Elevated sulfur contents in lunar apatite: A result of late-stage oxidation?

Published analyses of lunar mare basalt samples yield contradictory results regarding water and other volatile abundances on Earth's moon [e.g., 1-3]. The mineral apatite has been used as a geochemical tool to estimate the volatile contents of lunar magmas, owing to its ability to incorporate all relevant volatiles as major (F-Cl-H) or trace elements (S-C). Recently, Konecke et al. [4-5] improved our understanding of sulfur incorporation into apatite as a function of redox conditions. Their [5] experimental work shows that (a) cryptic metasomatism, (b) hydrous conditions and/or (c) significant oxidation is required to explain the elevated sulfur (S) contents (>400 µg/g) observed in some lunar apatites. In this study, we test hypothesis (c).
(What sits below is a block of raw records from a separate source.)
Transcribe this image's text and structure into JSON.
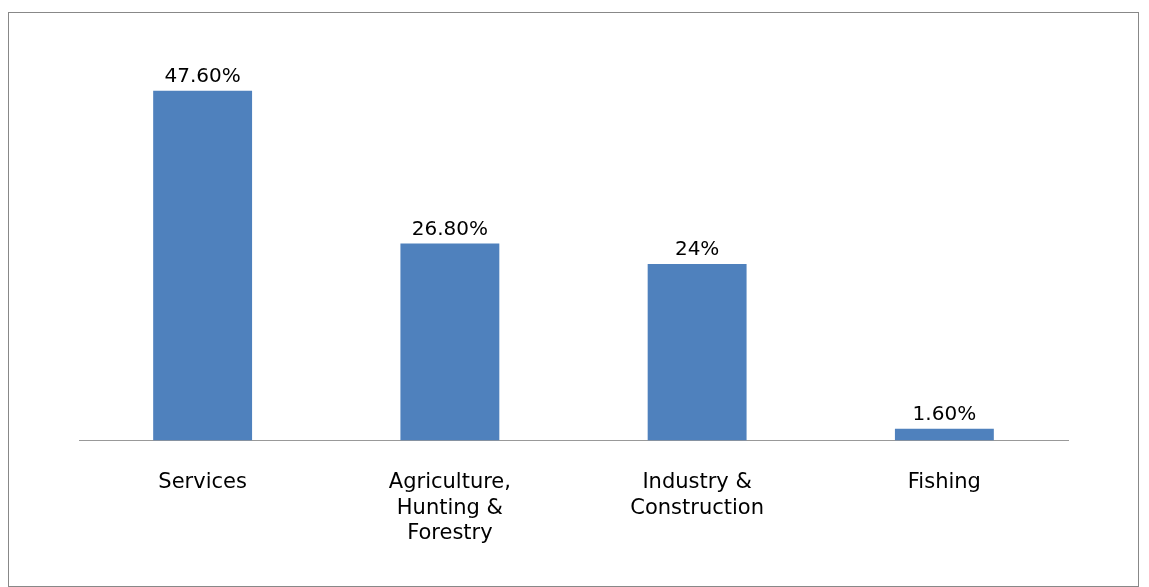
{
  "chart_data": {
    "type": "bar",
    "categories": [
      "Services",
      "Agriculture, Hunting & Forestry",
      "Industry & Construction",
      "Fishing"
    ],
    "values": [
      47.6,
      26.8,
      24,
      1.6
    ],
    "value_labels": [
      "47.60%",
      "26.80%",
      "24%",
      "1.60%"
    ],
    "color": "#4f81bd",
    "grid": false,
    "legend": false,
    "tick_labels": "x"
  }
}
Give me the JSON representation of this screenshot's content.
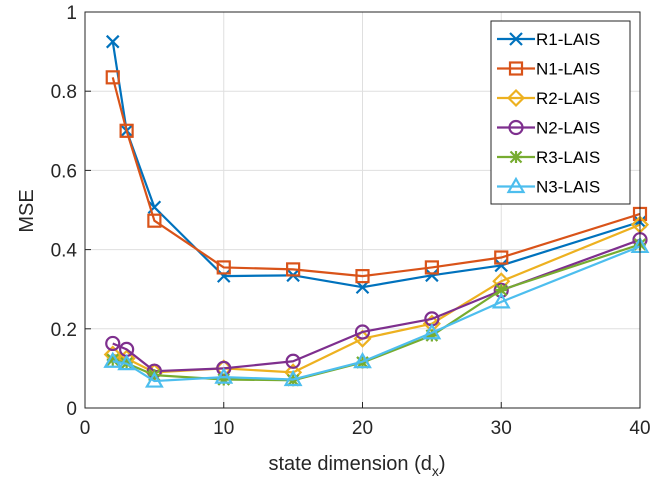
{
  "chart_data": {
    "type": "line",
    "title": "",
    "xlabel": "state dimension (d",
    "xlabel_sub": "x",
    "xlabel_close": ")",
    "ylabel": "MSE",
    "xlim": [
      0,
      40
    ],
    "ylim": [
      0,
      1
    ],
    "xticks": [
      0,
      10,
      20,
      30,
      40
    ],
    "yticks": [
      0,
      0.2,
      0.4,
      0.6,
      0.8,
      1
    ],
    "xtick_labels": [
      "0",
      "10",
      "20",
      "30",
      "40"
    ],
    "ytick_labels": [
      "0",
      "0.2",
      "0.4",
      "0.6",
      "0.8",
      "1"
    ],
    "grid": true,
    "legend_position": "top-right",
    "x": [
      2,
      3,
      5,
      10,
      15,
      20,
      25,
      30,
      40
    ],
    "series": [
      {
        "name": "R1-LAIS",
        "color": "#0072BD",
        "marker": "x",
        "values": [
          0.925,
          0.7,
          0.507,
          0.333,
          0.335,
          0.305,
          0.335,
          0.36,
          0.47
        ]
      },
      {
        "name": "N1-LAIS",
        "color": "#D95319",
        "marker": "square",
        "values": [
          0.835,
          0.7,
          0.473,
          0.355,
          0.35,
          0.333,
          0.355,
          0.38,
          0.49
        ]
      },
      {
        "name": "R2-LAIS",
        "color": "#EDB120",
        "marker": "diamond",
        "values": [
          0.135,
          0.125,
          0.09,
          0.1,
          0.09,
          0.175,
          0.213,
          0.32,
          0.463
        ]
      },
      {
        "name": "N2-LAIS",
        "color": "#7E2F8E",
        "marker": "circle",
        "values": [
          0.163,
          0.148,
          0.093,
          0.1,
          0.118,
          0.192,
          0.225,
          0.297,
          0.425
        ]
      },
      {
        "name": "R3-LAIS",
        "color": "#77AC30",
        "marker": "asterisk",
        "values": [
          0.122,
          0.113,
          0.083,
          0.072,
          0.07,
          0.115,
          0.183,
          0.298,
          0.413
        ]
      },
      {
        "name": "N3-LAIS",
        "color": "#4DBEEE",
        "marker": "triangle",
        "values": [
          0.118,
          0.112,
          0.068,
          0.078,
          0.072,
          0.117,
          0.19,
          0.268,
          0.408
        ]
      }
    ]
  }
}
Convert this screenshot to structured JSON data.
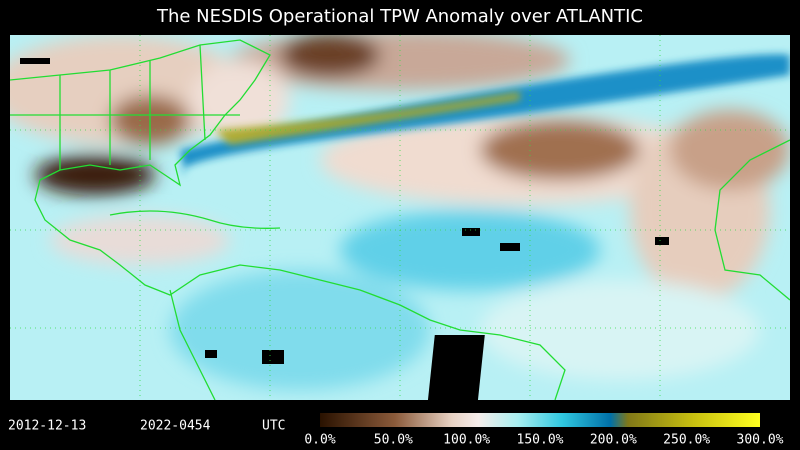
{
  "title": "The NESDIS  Operational  TPW Anomaly over ATLANTIC",
  "timestamp": {
    "date": "2012-12-13",
    "time": "2022-0454",
    "zone": "UTC"
  },
  "colorbar": {
    "ticks": [
      {
        "value": 0,
        "label": "0.0%"
      },
      {
        "value": 50,
        "label": "50.0%"
      },
      {
        "value": 100,
        "label": "100.0%"
      },
      {
        "value": 150,
        "label": "150.0%"
      },
      {
        "value": 200,
        "label": "200.0%"
      },
      {
        "value": 250,
        "label": "250.0%"
      },
      {
        "value": 300,
        "label": "300.0%"
      }
    ]
  }
}
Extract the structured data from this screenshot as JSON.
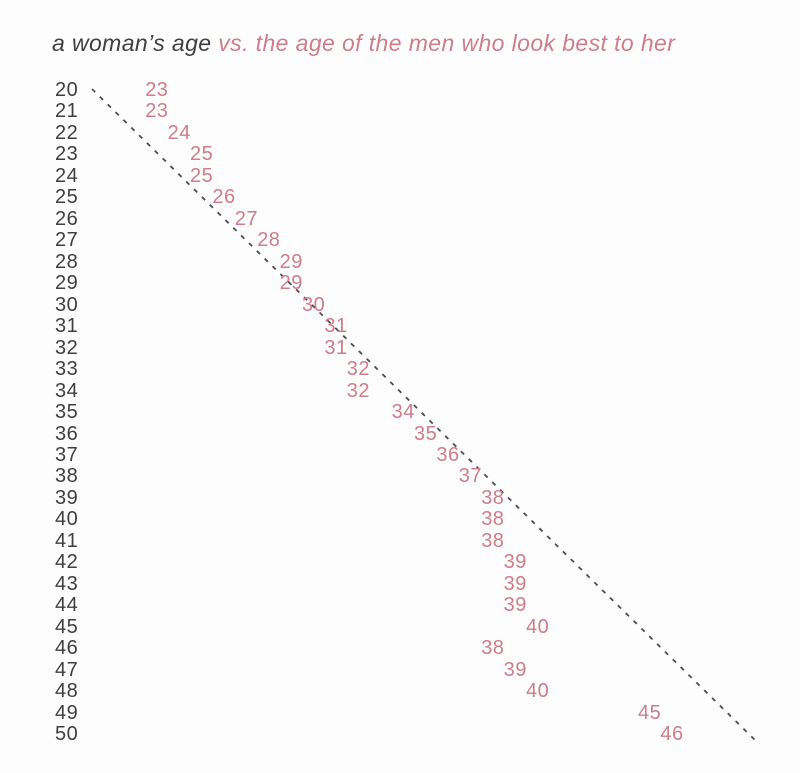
{
  "title": {
    "primary": "a woman’s age ",
    "accent": "vs. the age of the men who look best to her"
  },
  "colors": {
    "accent_pink": "#cf7d89",
    "text_dark": "#3f3f3f",
    "line_gray": "#4d4d4d",
    "background": "#fdfdfd"
  },
  "chart_data": {
    "type": "scatter",
    "title": "a woman’s age vs. the age of the men who look best to her",
    "xlabel": "age of the men who look best to her",
    "ylabel": "a woman’s age",
    "x_range": [
      20,
      50
    ],
    "y_range": [
      20,
      50
    ],
    "grid": false,
    "legend": "none",
    "annotations": {
      "diagonal_line": "dashed x = y reference line from age 20 to age 50"
    },
    "rows": [
      {
        "woman_age": 20,
        "best_age": 23
      },
      {
        "woman_age": 21,
        "best_age": 23
      },
      {
        "woman_age": 22,
        "best_age": 24
      },
      {
        "woman_age": 23,
        "best_age": 25
      },
      {
        "woman_age": 24,
        "best_age": 25
      },
      {
        "woman_age": 25,
        "best_age": 26
      },
      {
        "woman_age": 26,
        "best_age": 27
      },
      {
        "woman_age": 27,
        "best_age": 28
      },
      {
        "woman_age": 28,
        "best_age": 29
      },
      {
        "woman_age": 29,
        "best_age": 29
      },
      {
        "woman_age": 30,
        "best_age": 30
      },
      {
        "woman_age": 31,
        "best_age": 31
      },
      {
        "woman_age": 32,
        "best_age": 31
      },
      {
        "woman_age": 33,
        "best_age": 32
      },
      {
        "woman_age": 34,
        "best_age": 32
      },
      {
        "woman_age": 35,
        "best_age": 34
      },
      {
        "woman_age": 36,
        "best_age": 35
      },
      {
        "woman_age": 37,
        "best_age": 36
      },
      {
        "woman_age": 38,
        "best_age": 37
      },
      {
        "woman_age": 39,
        "best_age": 38
      },
      {
        "woman_age": 40,
        "best_age": 38
      },
      {
        "woman_age": 41,
        "best_age": 38
      },
      {
        "woman_age": 42,
        "best_age": 39
      },
      {
        "woman_age": 43,
        "best_age": 39
      },
      {
        "woman_age": 44,
        "best_age": 39
      },
      {
        "woman_age": 45,
        "best_age": 40
      },
      {
        "woman_age": 46,
        "best_age": 38
      },
      {
        "woman_age": 47,
        "best_age": 39
      },
      {
        "woman_age": 48,
        "best_age": 40
      },
      {
        "woman_age": 49,
        "best_age": 45
      },
      {
        "woman_age": 50,
        "best_age": 46
      }
    ]
  }
}
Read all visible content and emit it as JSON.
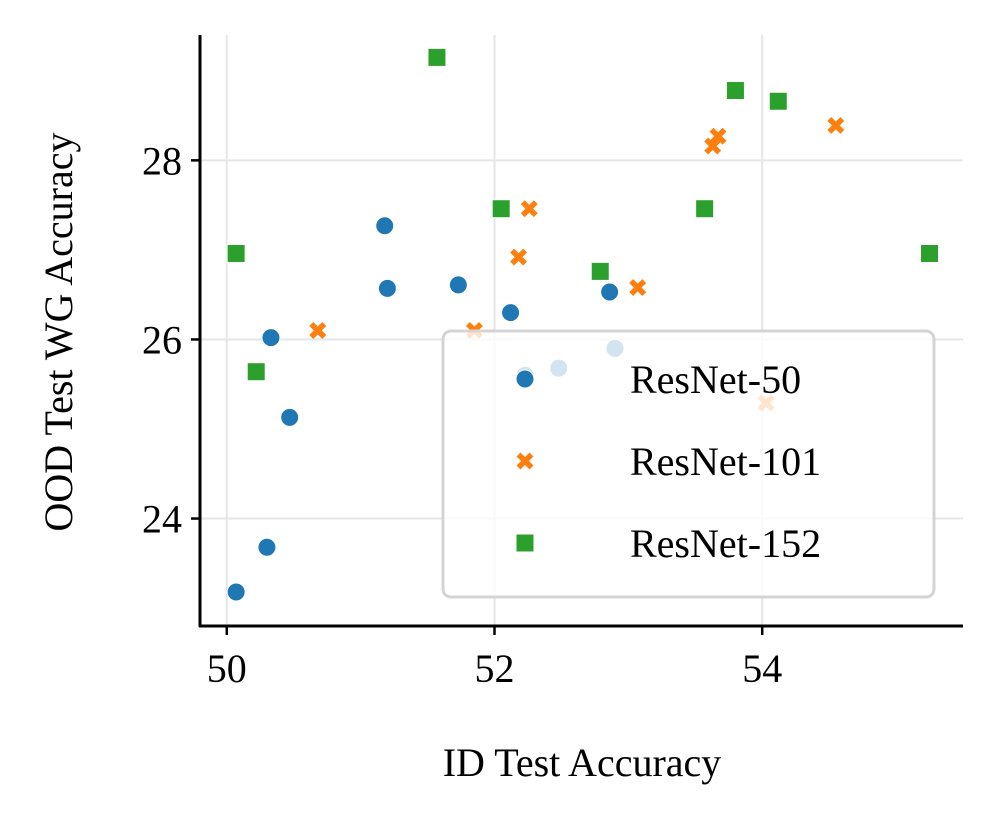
{
  "chart_data": {
    "type": "scatter",
    "title": "",
    "xlabel": "ID Test Accuracy",
    "ylabel": "OOD Test WG Accuracy",
    "xlim": [
      49.8,
      55.5
    ],
    "ylim": [
      22.8,
      29.4
    ],
    "xticks": [
      50,
      52,
      54
    ],
    "yticks": [
      24,
      26,
      28
    ],
    "grid": true,
    "legend_position": "lower-right",
    "series": [
      {
        "name": "ResNet-50",
        "marker": "circle",
        "color": "#1f77b4",
        "points": [
          {
            "x": 50.07,
            "y": 23.18
          },
          {
            "x": 50.3,
            "y": 23.68
          },
          {
            "x": 50.47,
            "y": 25.13
          },
          {
            "x": 50.33,
            "y": 26.02
          },
          {
            "x": 51.18,
            "y": 27.27
          },
          {
            "x": 51.2,
            "y": 26.57
          },
          {
            "x": 51.73,
            "y": 26.61
          },
          {
            "x": 52.12,
            "y": 26.3
          },
          {
            "x": 52.23,
            "y": 25.6
          },
          {
            "x": 52.48,
            "y": 25.68
          },
          {
            "x": 52.86,
            "y": 26.53
          },
          {
            "x": 52.9,
            "y": 25.9
          }
        ]
      },
      {
        "name": "ResNet-101",
        "marker": "x",
        "color": "#ff7f0e",
        "points": [
          {
            "x": 50.68,
            "y": 26.1
          },
          {
            "x": 51.85,
            "y": 26.1
          },
          {
            "x": 52.18,
            "y": 26.92
          },
          {
            "x": 52.26,
            "y": 27.46
          },
          {
            "x": 53.07,
            "y": 26.58
          },
          {
            "x": 53.63,
            "y": 28.16
          },
          {
            "x": 53.67,
            "y": 28.27
          },
          {
            "x": 54.03,
            "y": 25.29
          },
          {
            "x": 54.55,
            "y": 28.39
          }
        ]
      },
      {
        "name": "ResNet-152",
        "marker": "square",
        "color": "#2ca02c",
        "points": [
          {
            "x": 50.07,
            "y": 26.96
          },
          {
            "x": 50.22,
            "y": 25.64
          },
          {
            "x": 51.57,
            "y": 29.15
          },
          {
            "x": 52.05,
            "y": 27.46
          },
          {
            "x": 52.79,
            "y": 26.76
          },
          {
            "x": 53.57,
            "y": 27.46
          },
          {
            "x": 53.8,
            "y": 28.78
          },
          {
            "x": 54.12,
            "y": 28.66
          },
          {
            "x": 55.25,
            "y": 26.96
          }
        ]
      }
    ]
  }
}
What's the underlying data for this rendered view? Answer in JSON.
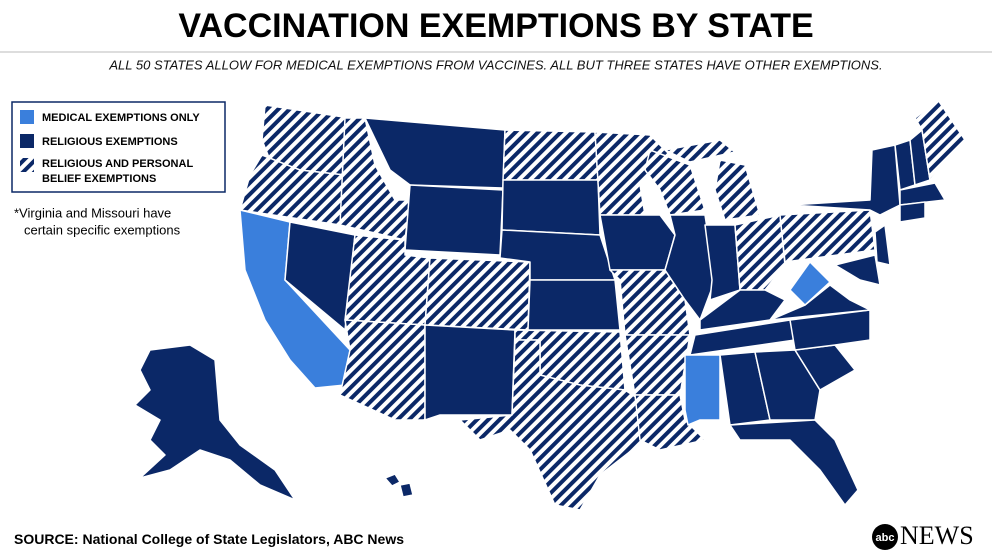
{
  "header": {
    "title": "VACCINATION EXEMPTIONS BY STATE",
    "subtitle": "ALL 50 STATES ALLOW FOR MEDICAL EXEMPTIONS FROM VACCINES. ALL BUT THREE STATES HAVE OTHER EXEMPTIONS."
  },
  "legend": {
    "items": [
      {
        "lines": [
          "MEDICAL EXEMPTIONS ONLY"
        ]
      },
      {
        "lines": [
          "RELIGIOUS EXEMPTIONS"
        ]
      },
      {
        "lines": [
          "RELIGIOUS AND PERSONAL",
          "BELIEF EXEMPTIONS"
        ]
      }
    ]
  },
  "note": {
    "lines": [
      "*Virginia and Missouri have",
      "certain specific exemptions"
    ]
  },
  "footer": {
    "source_label": "SOURCE:",
    "source_text": "National College of State Legislators, ABC News",
    "logo_badge": "abc",
    "logo_text": "NEWS"
  }
}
We analyzed the major and trace element composition of apatite from several lunar mare basalts (e.g., 12040-232, 10044-52) by using electron probe micro-analyses. Consistent with previous studies [1,3], the data show significant variations in F (0.83-4.1 wt%), Cl (0.01-1.5 wt%) and by-difference calculated OH (0-3.3 wt%) contents. Sulfur contents are often low ( 50% <100 µg/g for 50% of the analyses), but many spot analyses ( 30%) reveal elevated S concentrations (>200 µg/g) reaching >500 µg/g S. The S oxidation state in selected apatite grains was constrained by micro X-ray absorption near edge structure (µ-XANES) spectroscopy [3]. The µ-XANES data reveal that S in lunar apatites is mainly present as sulfide (S^2-); however, a significant fraction of the spectra ( 50%) reveals the presence of sulfate (S⁶⁺), where the S⁶⁺/ΣS ratios ranges from zero to almost unity. Elevated S contents (>200 µg/g) and S⁶⁺/ΣS ratios (>0) are only feasible at redox conditions far above those typically suggested for lunar magmas [5-6]. Hence, the data may implicate a late-stage oxidation event. Considering the positive correlation between S, Cl, and H in lunar apatite [1,3], such an event can have broader consequences for our understanding of the volatile contents and evolution of lunar magmas.

[1] Boyce et al. (2014) Science, 344, 400-402; [2] Mills et al. (2017) Geochem perspect lett, 3, 115-123; [3] Greenwood et al. (2018) Space Sci Rev, 212, p.92; [4] Konecke et al. (2017) Am Mineral, 102, 548-557; [5] Konecke et al. (2017) Geology, 45, 739-742; [6] Sato et al. (1973) Proc Lunar Planet Sci Conf, 4, 1-30.